月下酒杯
あれだけ趣味にこだわりを見せるくせに酒ならビールでもワインでも日本酒でも紹興酒でもなんでも飲んだ。
試しに消毒用エタノールをおちょこに入れると、それもうまそうに飲んだ。
文人墨客消しゴムの大きさはおちょこをお風呂みたいに使えるほどの小ささにもかかわらず、いくらでもがぶ飲みした。
ぽわ光は縁側で月を見ている。満月がおちょこのなかのソーダ水に映る。気泡が弾けるたびに震える満月を見つつ、ソーダ水をちびちび飲んだ。
古い石に水を落とす鹿威しがある庭だったが、消しゴムの評価は『俗』だった。
役に立たない消しゴムのくせに辛口批評であるが、晩酌の供にするのはなかなかいい。
といっても、ぽわ光は飲み会があるときしか酒の類は口にしない。だが、消しゴムのほうもいくら笊とは言っても、しょせん小さな消しゴムである。たくさん飲んだようでいて、まだワンカップ酒ほども飲んでいないのである。

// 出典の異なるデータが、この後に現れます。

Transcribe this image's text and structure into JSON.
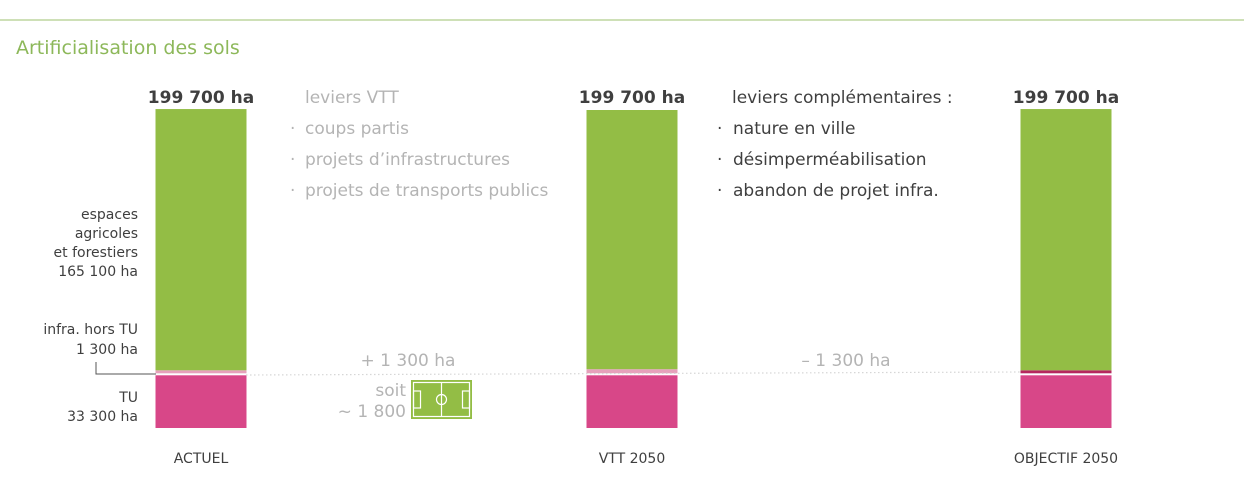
{
  "title": "Artificialisation des sols",
  "colors": {
    "title": "#8db85a",
    "agri": "#93bd45",
    "infra": "#e6a1bb",
    "tu": "#d84788",
    "rule": "#9dc26f",
    "muted": "#b4b4b4",
    "dark": "#3f3f3f",
    "objective_infra": "#b5285e"
  },
  "chart_data": {
    "type": "bar",
    "stacked": true,
    "categories": [
      "ACTUEL",
      "VTT 2050",
      "OBJECTIF 2050"
    ],
    "unit": "ha",
    "totals": [
      "199 700 ha",
      "199 700 ha",
      "199 700 ha"
    ],
    "series": [
      {
        "name": "TU",
        "color": "#d84788",
        "values": [
          33300,
          33300,
          33300
        ]
      },
      {
        "name": "infra. hors TU",
        "color": "#e6a1bb",
        "values": [
          1300,
          2600,
          1300
        ]
      },
      {
        "name": "espaces agricoles et forestiers",
        "color": "#93bd45",
        "values": [
          165100,
          163800,
          165100
        ]
      }
    ],
    "side_labels": {
      "agri": [
        "espaces",
        "agricoles",
        "et forestiers",
        "165 100 ha"
      ],
      "infra": [
        "infra. hors TU",
        "1 300 ha"
      ],
      "tu": [
        "TU",
        "33 300 ha"
      ]
    },
    "levers": [
      {
        "heading": "leviers VTT",
        "items": [
          "coups partis",
          "projets d’infrastructures",
          "projets de transports publics"
        ]
      },
      {
        "heading": "leviers complémentaires :",
        "items": [
          "nature en ville",
          "désimperméabilisation",
          "abandon de projet infra."
        ]
      }
    ],
    "deltas": [
      "+ 1 300 ha",
      "– 1 300 ha"
    ],
    "equivalence": [
      "soit",
      "~ 1 800"
    ],
    "equivalence_icon": "football-pitch-icon"
  }
}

「月がきれいだねえ。あ、これは別にきみのことが好きだとか、そういうわけじゃないよ」
消しゴムは、どういう意味だ、と首を傾げた。
「昔、千円札に顔を乗せてたおじさんがね、I Love you を訳すとき、『我、君を愛す』じゃなくて、『月がきれいですね』と訳したんだよ。奥ゆかしいのか、頓珍漢なのか、よく分かんないよね。月がきれいですね、で、あなたを愛してますって意味なら、火星がきれいですね、って言ったら、どういう意味になるんだろう? 土星がきれいですね、って言ったら、やっぱりどういう意味になるんだろう? 気になるねえ。どうでもいいことだけど」
消しゴムがおかわりを催促した。
「はいはい。ほんと、きみはよく飲むねえ。別にそれでぼくが不都合被るわけじゃないけどさ。そうそう、その『月がきれいですね』のおじさんなんだけど、猫が主人公の小説を書いていてね、その猫、最後は酔っぱらって、水瓶にはまって死んじゃうんだ。だから、きみも気をつけるんだね。李白だって、水面の月をすくいとろうとして舟から落ちたのだから。でも――ああ、月がきれいだ」
ぽわ光は日本酒をおちょこに入れて、くいっとやった。